And he hath his reward. It needs not to bid
"Renowned Chaucer lie a thought more nigh
To rare Beaumond, and learned Beaumond lie
A little nearer Spenser";
for there is no fear of crowding in that little society with whom he is
now enrolled as fifth in the succession of the great English Poets.
Footnotes:
[323] "I pay many little visits to the family in the churchyard at
Grasmere," writes James Dixon (an old servant of Wordsworth) to Crabb
Robinson, with a simple, one might almost say canine pathos, thirteen
years after his master's death. Wordsworth was always considerate and
kind with his servants, Robinson tells us.

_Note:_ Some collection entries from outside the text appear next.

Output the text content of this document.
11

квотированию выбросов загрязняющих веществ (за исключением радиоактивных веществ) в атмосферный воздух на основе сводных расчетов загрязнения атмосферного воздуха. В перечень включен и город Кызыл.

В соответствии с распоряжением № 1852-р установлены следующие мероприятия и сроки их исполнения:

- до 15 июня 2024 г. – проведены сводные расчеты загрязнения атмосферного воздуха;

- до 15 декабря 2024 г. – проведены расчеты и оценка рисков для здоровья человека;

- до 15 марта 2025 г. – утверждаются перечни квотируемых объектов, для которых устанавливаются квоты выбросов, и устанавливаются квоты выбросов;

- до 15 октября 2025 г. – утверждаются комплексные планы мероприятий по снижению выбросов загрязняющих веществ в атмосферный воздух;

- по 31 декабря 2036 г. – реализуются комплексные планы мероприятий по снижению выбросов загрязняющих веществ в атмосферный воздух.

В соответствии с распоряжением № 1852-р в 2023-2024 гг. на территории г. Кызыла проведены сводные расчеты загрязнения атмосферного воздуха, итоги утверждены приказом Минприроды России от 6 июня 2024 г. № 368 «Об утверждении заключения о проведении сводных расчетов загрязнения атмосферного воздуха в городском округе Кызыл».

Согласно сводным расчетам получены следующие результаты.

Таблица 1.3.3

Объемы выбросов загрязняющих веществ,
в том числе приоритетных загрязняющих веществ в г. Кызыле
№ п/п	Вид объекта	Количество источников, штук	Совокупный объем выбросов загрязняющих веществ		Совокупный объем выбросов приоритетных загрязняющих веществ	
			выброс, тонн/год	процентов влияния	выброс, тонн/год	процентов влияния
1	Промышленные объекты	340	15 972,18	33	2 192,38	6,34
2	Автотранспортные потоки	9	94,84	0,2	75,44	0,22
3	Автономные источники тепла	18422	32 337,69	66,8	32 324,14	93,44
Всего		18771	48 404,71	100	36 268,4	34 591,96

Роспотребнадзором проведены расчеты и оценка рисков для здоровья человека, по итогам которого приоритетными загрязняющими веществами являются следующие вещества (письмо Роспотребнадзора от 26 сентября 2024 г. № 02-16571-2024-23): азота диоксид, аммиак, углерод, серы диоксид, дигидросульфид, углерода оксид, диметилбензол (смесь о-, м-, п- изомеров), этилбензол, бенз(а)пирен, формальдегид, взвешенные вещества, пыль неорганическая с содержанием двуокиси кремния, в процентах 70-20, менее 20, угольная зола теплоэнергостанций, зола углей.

[324] In the Prelude he attributes this consecreation to a sunrise
seen (during a college vacation) as he walked homeward from some
village festival where he had danced all night--
"My heart was full; I made no vows, but vows
Were then made for me; bond unknown to me
Was given that I should be, else sinning greatly,
A dedicated spirit."--B. IV.
[325] Prelude, Book II.
[326]
"I to the muses have been bound,
These fourteen years, by strong indentures."
_Idiot Boy_ (1798).
[327] I think this more than doubtful, for I find no traces of the
influence of any of these poets in his earlier writings.